Though I agree that there are people who can work but won't work, I think this is overestimated. This is a point of principle hardly worth arguing.

I'll take you up on your response to the expenditure of the poor ends up in the pockets of the rich.

The point is that the poor get "blamed" for needing this money. The market will allow the price of a piece of land with some bricks on it to increase due to demand. But clearly the market can't magically create land.



> Even relatively right wing or libertarian economists like Tyler Cowen consider that the low hanging fruit for most businesses is now gone.

Well Cowen is quite on his own with this possition and even he is arguing that it will pick up again. Read the last chapter of the great stagnation.

Also just having a economy that doesn't grow doens't really have anything to do with jobs. You can have full employment in a economy that is shrinking. The question is about laber market equillibrium, if wages ajust downwards eventually you will have full employment.

> The point is that the poor get "blamed" for needing this money. The market will allow the price of a piece of land with some bricks on it to increase due to demand. But clearly the market can't magically create land.

Well the market can creat land, but the market can creat any natural resource but that does not mean every resource becomes more expensive all the time.

If rents get bigger somebody will have the idea to nock down a small building and build a bigger one. Also the notion that there is a lack of land is strang, specially in america, there if tons of land that is very cheap its just not where most people would want to live.

The market can not creat land but it can creat living space.

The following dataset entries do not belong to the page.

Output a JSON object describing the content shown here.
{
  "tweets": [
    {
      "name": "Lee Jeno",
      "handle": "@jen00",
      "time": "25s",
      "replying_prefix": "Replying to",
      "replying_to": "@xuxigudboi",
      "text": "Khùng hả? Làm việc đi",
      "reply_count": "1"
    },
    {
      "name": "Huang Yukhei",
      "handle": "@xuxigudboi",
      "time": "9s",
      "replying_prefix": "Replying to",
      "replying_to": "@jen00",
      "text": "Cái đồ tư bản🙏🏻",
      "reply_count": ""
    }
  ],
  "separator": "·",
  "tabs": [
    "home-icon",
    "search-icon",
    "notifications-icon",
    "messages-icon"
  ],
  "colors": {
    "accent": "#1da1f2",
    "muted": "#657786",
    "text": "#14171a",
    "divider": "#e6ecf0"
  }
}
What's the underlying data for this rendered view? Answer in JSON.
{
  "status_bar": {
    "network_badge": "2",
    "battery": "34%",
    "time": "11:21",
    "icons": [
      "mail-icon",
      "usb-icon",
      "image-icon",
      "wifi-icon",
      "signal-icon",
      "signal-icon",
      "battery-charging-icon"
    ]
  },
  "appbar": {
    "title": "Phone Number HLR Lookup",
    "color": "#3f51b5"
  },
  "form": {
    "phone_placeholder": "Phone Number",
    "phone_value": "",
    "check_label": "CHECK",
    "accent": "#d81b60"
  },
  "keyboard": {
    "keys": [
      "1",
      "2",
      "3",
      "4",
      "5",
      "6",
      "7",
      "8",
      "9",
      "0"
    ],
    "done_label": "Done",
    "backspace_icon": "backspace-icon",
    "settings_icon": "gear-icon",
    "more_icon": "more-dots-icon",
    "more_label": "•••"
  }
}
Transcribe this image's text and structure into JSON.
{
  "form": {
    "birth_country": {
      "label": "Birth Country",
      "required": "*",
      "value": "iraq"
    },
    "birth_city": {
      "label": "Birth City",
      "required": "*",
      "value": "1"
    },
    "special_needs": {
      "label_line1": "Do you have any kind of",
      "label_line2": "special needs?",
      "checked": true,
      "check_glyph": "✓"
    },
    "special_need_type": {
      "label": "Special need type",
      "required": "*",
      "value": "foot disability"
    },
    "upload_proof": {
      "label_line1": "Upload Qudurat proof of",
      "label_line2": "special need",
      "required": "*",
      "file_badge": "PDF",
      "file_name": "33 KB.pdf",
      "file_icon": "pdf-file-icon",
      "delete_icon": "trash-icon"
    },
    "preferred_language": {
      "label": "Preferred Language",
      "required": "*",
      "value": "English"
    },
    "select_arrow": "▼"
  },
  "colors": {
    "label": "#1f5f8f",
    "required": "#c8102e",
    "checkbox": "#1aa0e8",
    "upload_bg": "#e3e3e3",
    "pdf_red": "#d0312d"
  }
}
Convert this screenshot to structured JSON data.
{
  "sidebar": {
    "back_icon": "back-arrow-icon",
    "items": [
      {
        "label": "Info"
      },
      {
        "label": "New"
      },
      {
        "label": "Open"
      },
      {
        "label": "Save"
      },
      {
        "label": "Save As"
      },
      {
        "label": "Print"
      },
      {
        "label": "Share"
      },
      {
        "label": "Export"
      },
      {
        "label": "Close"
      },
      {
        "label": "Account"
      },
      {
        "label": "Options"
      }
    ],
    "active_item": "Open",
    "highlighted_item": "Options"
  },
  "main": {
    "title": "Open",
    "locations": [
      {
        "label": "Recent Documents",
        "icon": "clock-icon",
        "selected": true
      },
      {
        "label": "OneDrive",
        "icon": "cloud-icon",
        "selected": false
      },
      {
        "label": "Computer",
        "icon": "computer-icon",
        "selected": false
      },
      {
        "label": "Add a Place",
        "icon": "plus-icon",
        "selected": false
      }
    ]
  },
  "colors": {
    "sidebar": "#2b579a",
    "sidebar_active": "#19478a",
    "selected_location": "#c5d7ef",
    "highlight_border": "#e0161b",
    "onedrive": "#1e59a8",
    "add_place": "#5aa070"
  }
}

Though I agree that there are people who can work but won't work, I think this is overestimated.

I think that people who feel that way generally overlook the role of housewives in society. I don't know if it's still current, but I recall a few years ago seeing estimates that ~10% of all women in America were unemployed, by choice, for reasons of home-making, or whatever the most politically correct alternative of 'housewifery' is (not trying to be inflammatory, I genuinely don't know).

As America has a slight gender bias towards females, that means that ~5% of the population is willfully unemployed. Unemployment is, what, 7% right now?

Also, yes, I'm well aware that employed does not negate underemployed, which is where I really feel that America is suffering right now, but we're just talking about employment figures.


I think you are misunderstanding. Nobody cares about voluntary unemployment, if people dont want to work and just live of some other source of income family, saving or something like that. There is no economic argument about that.

The problem is people that can work, but dont because the gain of working is not big enouth to overcome the lost of safty net payments.


You're 100% right. I just realized that unemployment statistics only include those actively seeking work.